Il Manifesto, 22 janvier 2024
A lire : Le dernier combat de Lénine, Par Moshe Lewin 1967 - Réédité en 2015 par Editions Syllepse
Moshe Lewin était ouvrier agricole en URSS et soldat dans l’armée soviétique. Il est ensuite devenu directeur des études à l’Ecole Pratique des Hautes Etudes à Paris, membre de l’Institut Kennan, chercheur principal de l’Institut russe de l’Université Columbia et est maintenant professeur émérite d’histoire à l’Université de Pennsylvanie.
Le « testament » de Lénine : un document historique longtemps dissimulé – Lénine dénonce Staline – De la révolution à l’État dictatorial, histoire d’une faillite Livre d’actualité, alors qu’avec les conflits en Géorgie, en Ukraine, en Moldavie, semble renaître un nationalisme grand-russe. Livre nécessaire, alors que l’on commémore les vingt-cinq ans de la chute du Mur de Berlin et la « fin du communisme », que le centenaire de la révolution de 1917 approche, pour rompre avec les visions manichéennes, et faire de l’histoire avec un authentique historien.
En décembre 1922, victime d’une hémiplégie, Lénine se trouve paralysé. Il doit dès lors combattre non seulement contre la maladie, mais aussi contre l’appareil du Parti communiste – parti qu’il avait pourtant fondé. À la direction, le secrétaire général, Staline, tente de lui interdire l’accès à toute information sur les activités du gouvernement soviétique. Quand Staline destitue le comité central du Parti communiste géorgien, Lénine prend conscience que la «dictature du prolétariat» devient la domination de quelques hommes. Il se rapproche alors de Léon Trotsky pour lutter contre le nationalisme « grand-russe » et contre la puissance de plus en plus accentuée d’une bureaucratie sur le parti et la société.
Sachant qu’il peut mourir d’un jour à l’autre, pendant douze semaines, il va essayer d’enrayer le mouvement en proposant des mesures de réorganisation.

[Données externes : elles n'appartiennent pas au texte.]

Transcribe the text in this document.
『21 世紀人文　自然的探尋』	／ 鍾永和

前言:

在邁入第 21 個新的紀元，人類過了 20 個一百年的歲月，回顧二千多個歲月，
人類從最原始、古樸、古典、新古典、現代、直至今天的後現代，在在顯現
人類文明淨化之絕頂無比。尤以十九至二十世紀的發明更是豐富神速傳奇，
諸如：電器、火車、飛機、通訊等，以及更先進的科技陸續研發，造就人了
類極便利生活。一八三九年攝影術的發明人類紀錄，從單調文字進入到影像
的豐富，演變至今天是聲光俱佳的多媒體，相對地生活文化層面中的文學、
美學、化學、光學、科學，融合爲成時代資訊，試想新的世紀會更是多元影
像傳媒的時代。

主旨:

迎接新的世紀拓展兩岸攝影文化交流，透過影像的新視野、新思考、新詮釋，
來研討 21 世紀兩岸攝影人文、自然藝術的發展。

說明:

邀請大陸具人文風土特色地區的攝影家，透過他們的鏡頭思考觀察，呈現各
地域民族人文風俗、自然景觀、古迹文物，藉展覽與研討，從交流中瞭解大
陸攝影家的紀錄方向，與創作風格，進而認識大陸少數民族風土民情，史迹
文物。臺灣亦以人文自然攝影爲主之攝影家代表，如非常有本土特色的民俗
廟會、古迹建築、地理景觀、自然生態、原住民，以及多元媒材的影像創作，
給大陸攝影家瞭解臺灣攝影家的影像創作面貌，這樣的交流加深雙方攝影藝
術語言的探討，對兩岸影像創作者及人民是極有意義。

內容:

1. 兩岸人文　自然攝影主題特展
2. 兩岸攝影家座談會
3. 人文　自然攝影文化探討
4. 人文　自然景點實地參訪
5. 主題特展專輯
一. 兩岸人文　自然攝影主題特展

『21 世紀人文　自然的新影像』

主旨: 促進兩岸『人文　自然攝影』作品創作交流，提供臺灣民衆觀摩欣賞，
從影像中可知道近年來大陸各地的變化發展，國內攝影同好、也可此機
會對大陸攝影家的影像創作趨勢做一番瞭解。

Malgré la maladie, il arrive à dicter à ses secrétaires, quasi clandestinement, des notes, des lettres, et notamment son « testament » dans lequel il préconise la mise à l’écart de Staline. Ce testament lu – mais jamais distribué – au congrès du Parti, fut ensuite caché, son existence niée. Le 10 mars 1923, une dernière rechute brise net les ultimes efforts de Lénine. Il meurt le 21 janvier 1924. Joseph Staline peut triompher. Ce n’est qu’en 1956, lors du 20e congrès du Parti communiste de l’URSS, dans une séance à huis clos, que Nikita Krouchtchev va reconnaître officiellement les « crimes de Staline » et porter à la connaissance des délégués le « testament ».
Il faudra attendre encore près de dix ans pour que soit publié le «Journal des secrétaires de Lénine». C’est à partir de ce dernier document, qu’il a contribué à faire traduire et connaître dès 1965, et de toutes ses connaissances accumulées sur l’histoire soviétique, que Moshe Lewin a pu le premier décrire ce combat de Lénine, son dernier combat.
Depuis longtemps épuisé, l’ouvrage est paru pour la première fois en 1967 aux éditions de Minuit.